By Dan Levin, The New York Times, August 13, 2015
Waiting on a roadside this month for a highway from Beijing to Hebei Province to reopen after it was closed because of low visibility on a day of heavy smog. Photo: Damir Sagolj/Reuters.
BEIJING — Outdoor air pollution contributes to the deaths of an estimated 1.6 million people in China every year, or about 4,400 people a day, according to a newly released scientific paper.
The paper maps the geographic sources of China’s toxic air and concludes that much of the smog that routinely shrouds Beijing comes from emissions in a distant industrial zone, a finding that may complicate the government’s efforts to clean up the capital city’s air in time for the 2022 Winter Olympics.
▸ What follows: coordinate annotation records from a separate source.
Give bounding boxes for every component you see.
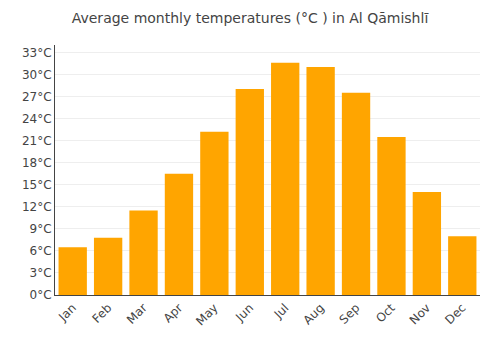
svg-text:May: May <box>193 301 220 328</box>
svg-text:27°C: 27°C <box>22 90 52 104</box>
svg-text:30°C: 30°C <box>22 68 52 82</box>
svg-text:Apr: Apr <box>161 301 186 326</box>
svg-text:3°C: 3°C <box>30 266 52 280</box>
svg-text:Feb: Feb <box>90 301 115 326</box>
svg-text:Aug: Aug <box>301 301 327 327</box>
svg-text:18°C: 18°C <box>22 156 52 170</box>
svg-text:0°C: 0°C <box>30 288 52 302</box>
svg-text:Mar: Mar <box>124 301 150 327</box>
svg-text:24°C: 24°C <box>22 112 52 126</box>
svg-text:Jul: Jul <box>271 301 292 322</box>
svg-text:12°C: 12°C <box>22 200 52 214</box>
svg-text:Nov: Nov <box>407 301 433 327</box>
svg-text:9°C: 9°C <box>30 222 52 236</box>
svg-text:21°C: 21°C <box>22 134 52 148</box>
svg-text:6°C: 6°C <box>30 244 52 258</box>
svg-text:Jan: Jan <box>55 301 79 325</box>
svg-text:33°C: 33°C <box>22 46 52 60</box>
svg-text:Oct: Oct <box>373 301 398 326</box>
svg-text:Average monthly temperatures (: Average monthly temperatures (°C ) in Al… <box>72 10 429 26</box>
svg-text:15°C: 15°C <box>22 178 52 192</box>
svg-text:Sep: Sep <box>337 301 363 327</box>
svg-text:Jun: Jun <box>232 301 256 325</box>
svg-text:Dec: Dec <box>442 301 468 327</box>
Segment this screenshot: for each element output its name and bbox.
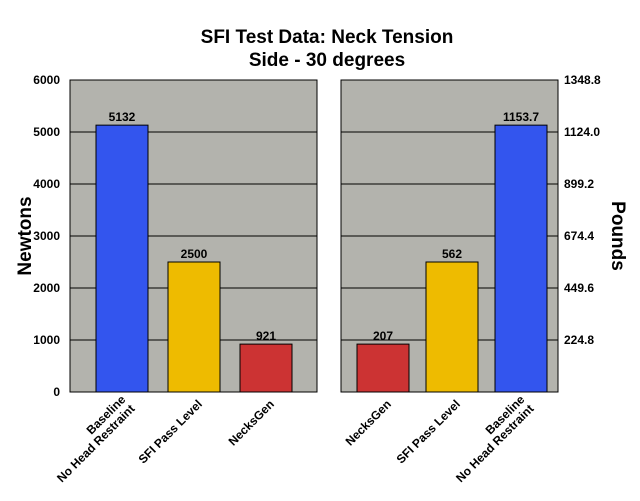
bar xyxy=(95,124,149,393)
y-right-tick-label: 1124.0 xyxy=(564,125,600,139)
category-label-line: SFI Pass Level xyxy=(136,397,205,466)
data-label: 2500 xyxy=(181,247,208,261)
y-tick-label: 5000 xyxy=(33,125,60,139)
data-label: 921 xyxy=(256,329,276,343)
chart-subtitle: Side - 30 degrees xyxy=(249,50,405,71)
y-axis-title-left: Newtons xyxy=(15,196,36,275)
bar xyxy=(167,261,221,393)
category-label-line: NecksGen xyxy=(343,397,394,448)
category-label: BaselineNo Head Restraint xyxy=(45,392,138,485)
data-label: 562 xyxy=(442,247,462,261)
data-label: 5132 xyxy=(109,110,136,124)
chart-title: SFI Test Data: Neck Tension xyxy=(201,27,454,48)
category-label: SFI Pass Level xyxy=(394,397,463,466)
y-axis-ticks-right: 224.8 449.6 674.4 899.2 1124.0 1348.8 xyxy=(564,73,601,347)
category-label: NecksGen xyxy=(343,397,394,448)
bars: 5132 2500 921 207 562 1153.7 xyxy=(95,110,548,393)
bar xyxy=(356,343,410,393)
y-tick-label: 3000 xyxy=(33,229,60,243)
y-axis-title-right: Pounds xyxy=(607,201,628,271)
bar xyxy=(425,261,479,393)
y-right-tick-label: 449.6 xyxy=(564,281,594,295)
y-tick-label: 1000 xyxy=(33,333,60,347)
category-label-line: NecksGen xyxy=(226,397,277,448)
data-label: 207 xyxy=(373,329,393,343)
data-label: 1153.7 xyxy=(503,110,539,124)
y-tick-label: 0 xyxy=(53,385,60,399)
y-right-tick-label: 1348.8 xyxy=(564,73,601,87)
category-label: SFI Pass Level xyxy=(136,397,205,466)
y-axis-ticks-left: 0 1000 2000 3000 4000 5000 6000 xyxy=(33,73,60,399)
y-tick-label: 4000 xyxy=(33,177,60,191)
category-label-line: SFI Pass Level xyxy=(394,397,463,466)
category-label: NecksGen xyxy=(226,397,277,448)
y-right-tick-label: 674.4 xyxy=(564,229,594,243)
y-tick-label: 2000 xyxy=(33,281,60,295)
y-right-tick-label: 224.8 xyxy=(564,333,594,347)
bar xyxy=(239,343,293,393)
bar xyxy=(494,124,548,393)
y-tick-label: 6000 xyxy=(33,73,60,87)
y-right-tick-label: 899.2 xyxy=(564,177,594,191)
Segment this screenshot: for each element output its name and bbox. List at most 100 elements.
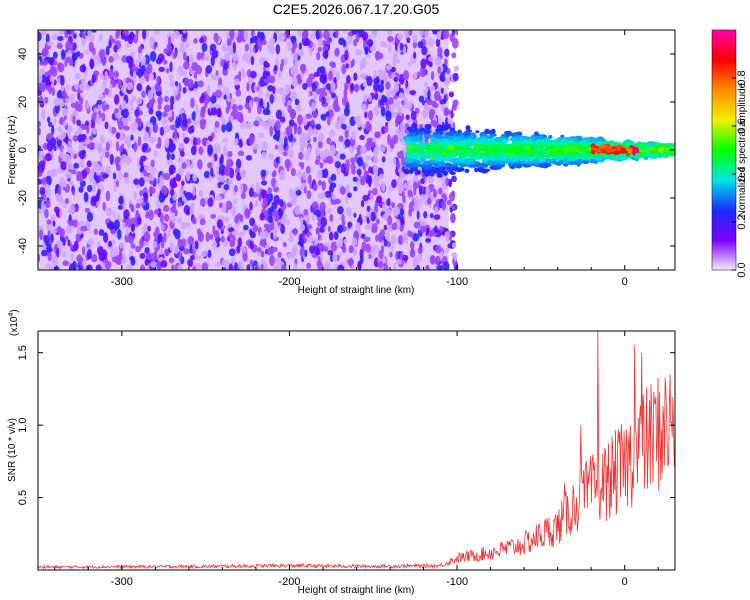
noise-cell [371, 222, 378, 232]
signal-cell [562, 138, 568, 145]
noise-cell [238, 231, 244, 239]
signal-cell [450, 149, 457, 154]
noise-cell [169, 95, 175, 106]
noise-cell [435, 245, 442, 254]
snr-background [38, 331, 675, 570]
noise-cell [107, 240, 112, 248]
noise-cell [108, 69, 114, 80]
noise-cell [302, 30, 308, 39]
noise-cell [147, 225, 151, 232]
noise-cell [104, 87, 109, 96]
colorbar-bar [712, 30, 736, 270]
signal-cell [581, 152, 588, 159]
noise-cell [73, 52, 77, 59]
noise-cell [65, 83, 70, 91]
noise-cell [259, 76, 267, 87]
colorbar-tick-label: 0.6 [736, 118, 748, 133]
noise-cell [338, 135, 344, 143]
noise-cell [451, 175, 457, 183]
noise-cell [433, 90, 441, 101]
noise-cell [149, 122, 154, 134]
y-tick-label: -20 [17, 190, 29, 206]
noise-cell [288, 149, 295, 159]
noise-cell [269, 247, 275, 255]
noise-cell [445, 247, 450, 254]
noise-cell [372, 244, 380, 254]
noise-cell [196, 51, 202, 61]
noise-cell [82, 32, 87, 39]
noise-cell [194, 254, 202, 261]
noise-cell [294, 98, 300, 106]
noise-cell [303, 132, 311, 142]
noise-cell [390, 234, 397, 245]
signal-cell [635, 152, 643, 157]
noise-cell [64, 235, 69, 242]
noise-cell [352, 246, 357, 257]
noise-cell [396, 162, 401, 170]
noise-cell [56, 42, 63, 49]
noise-cell [365, 155, 372, 161]
noise-cell [200, 118, 207, 125]
noise-cell [68, 58, 74, 67]
signal-cell [493, 151, 500, 158]
colorbar-tick-label: 0.8 [736, 70, 748, 85]
noise-cell [135, 30, 139, 36]
noise-cell [51, 124, 55, 135]
noise-cell [52, 220, 56, 227]
noise-cell [85, 219, 91, 231]
signal-cell [491, 156, 497, 161]
signal-cell [479, 152, 484, 159]
noise-cell [357, 120, 362, 128]
noise-cell [199, 37, 205, 44]
noise-cell [98, 110, 102, 118]
noise-cell [115, 131, 121, 140]
noise-cell [157, 234, 161, 245]
noise-cell [193, 37, 198, 44]
noise-cell [405, 114, 410, 120]
noise-cell [294, 66, 299, 76]
noise-cell [279, 169, 286, 181]
noise-cell [396, 33, 404, 41]
noise-cell [351, 58, 355, 67]
noise-cell [190, 202, 195, 209]
noise-cell [72, 134, 79, 142]
noise-cell [387, 197, 391, 207]
signal-cell [488, 130, 494, 135]
noise-cell [333, 231, 339, 241]
noise-cell [82, 258, 87, 269]
signal-cell [403, 168, 410, 175]
noise-cell [117, 228, 122, 240]
noise-cell [397, 185, 404, 194]
signal-cell [429, 148, 437, 152]
signal-cell [541, 162, 550, 169]
noise-cell [341, 245, 347, 254]
noise-cell [380, 106, 386, 117]
noise-cell [104, 71, 109, 82]
signal-cell [438, 138, 445, 143]
noise-cell [351, 237, 358, 248]
noise-cell [273, 213, 280, 223]
noise-cell [115, 141, 120, 152]
noise-cell [215, 89, 223, 99]
noise-cell [67, 129, 71, 138]
noise-cell [220, 235, 225, 243]
noise-cell [414, 107, 420, 115]
noise-cell [69, 243, 73, 252]
noise-cell [260, 120, 266, 127]
noise-cell [313, 92, 318, 100]
signal-cell [554, 146, 560, 152]
noise-cell [313, 237, 319, 246]
noise-cell [213, 32, 219, 43]
noise-cell [389, 88, 396, 97]
signal-cell [511, 157, 519, 163]
noise-cell [304, 151, 310, 161]
signal-cell [449, 171, 456, 176]
noise-cell [374, 105, 379, 117]
noise-cell [360, 145, 367, 155]
noise-cell [76, 171, 82, 182]
x-tick-label: -100 [446, 276, 468, 288]
noise-cell [179, 150, 185, 157]
y-tick-label: 1.5 [17, 345, 29, 360]
noise-cell [47, 229, 51, 236]
noise-cell [259, 230, 266, 240]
The authors are members of Berkeley Earth, a research organization based in Berkeley, Calif., that uses statistical techniques to analyze environmental issues. The paper has been accepted for publication in the peer-reviewed scientific journal PLOS One, according to the organization.
According to the data presented in the paper, about three-eighths of the Chinese population breathe air that would be rated “unhealthy” by United States standards. The most dangerous of the pollutants studied were fine airborne particles less than 2.5 microns in diameter, which can find their way deep into human lungs, be absorbed into the bloodstream and cause a host of health problems, including asthma, strokes, lung cancer and heart attacks.
The organization is well known for a study that reviewed the concerns of people who reject established climate science and found that the rise in global average temperatures has been caused “almost entirely” by human activity.
The researchers used similar statistical methods to assess Chinese air pollution. They analyzed four months’ worth of hourly readings taken at 1,500 ground stations in mainland China, Taiwan and other places in the region, including South Korea. The group said it was publishing the raw data so other researchers could use it to perform their own studies.
Berkeley Earth’s analysis is consistent with earlier indications that China has not been able to successfully tackle its air pollution problems.
Greenpeace East Asia found in April that, of 360 cities in China, more than 90 percent failed to meet national air quality standards in the first three months of 2015.
The Berkeley Earth paper’s findings present data saying that air pollution contributes to 17 percent of all deaths in the nation each year. The group says its mortality estimates are based on a World Health Organization framework for projecting death rates from five diseases known to be associated with exposure to various levels of fine-particulate pollution. The authors calculate that the annual toll is 95 percent likely to fall between 700,000 and 2.2 million deaths, and their estimate of 1.6 million a year is the midpoint of that range.
The Chinese government is sensitive about public data showing that air pollution is killing its citizens, or even allusions to such a conclusion. Though the authorities have gradually permitted greater public access to air quality readings, censors routinely purge Chinese websites and social media channels of information that the ruling Communist Party worries might provoke popular unrest. In March, after a lengthy documentary video about the health effects of air pollution circulated widely online, the party’s central propaganda department ordered Chinese websites to delete it.
Much of China’s air pollution comes from the large-scale burning of coal. Using pollution measurements and wind patterns, the researchers concluded that much of the smog afflicting Beijing came not from sources in the city, but rather from coal-burning factories 200 miles southwest in Shijiazhuang, the capital of Hebei Province and a major industrial hub.
Promises to clean up Beijing’s air were a centerpiece of the nation’s bid to host the 2022 Winter Olympics. The mayor of Beijing, Wang Anshun, championed restrictions on vehicles in the city, and state news media outlets lauded projects to replace coal-fired heating systems in urban areas with systems that use natural gas and generate far less particulate pollution.
“We will improve the air quality not only for the Games, but also for the demand of our people,” said Shen Xue, an Olympic gold medalist and ambassador for the 2022 bid, according to a report last month by Xinhua, the state news agency.
The Berkeley Earth paper showed, however, that to clear the skies over Beijing, mitigation measures will be needed across a broad stretch of the country southwest of the capital, affecting tens of millions of people. “It’s not enough to clean up the city,” said Elizabeth Muller, executive director of the organization. “You’re going to also have to clean up the entire industrial region 200 miles away.”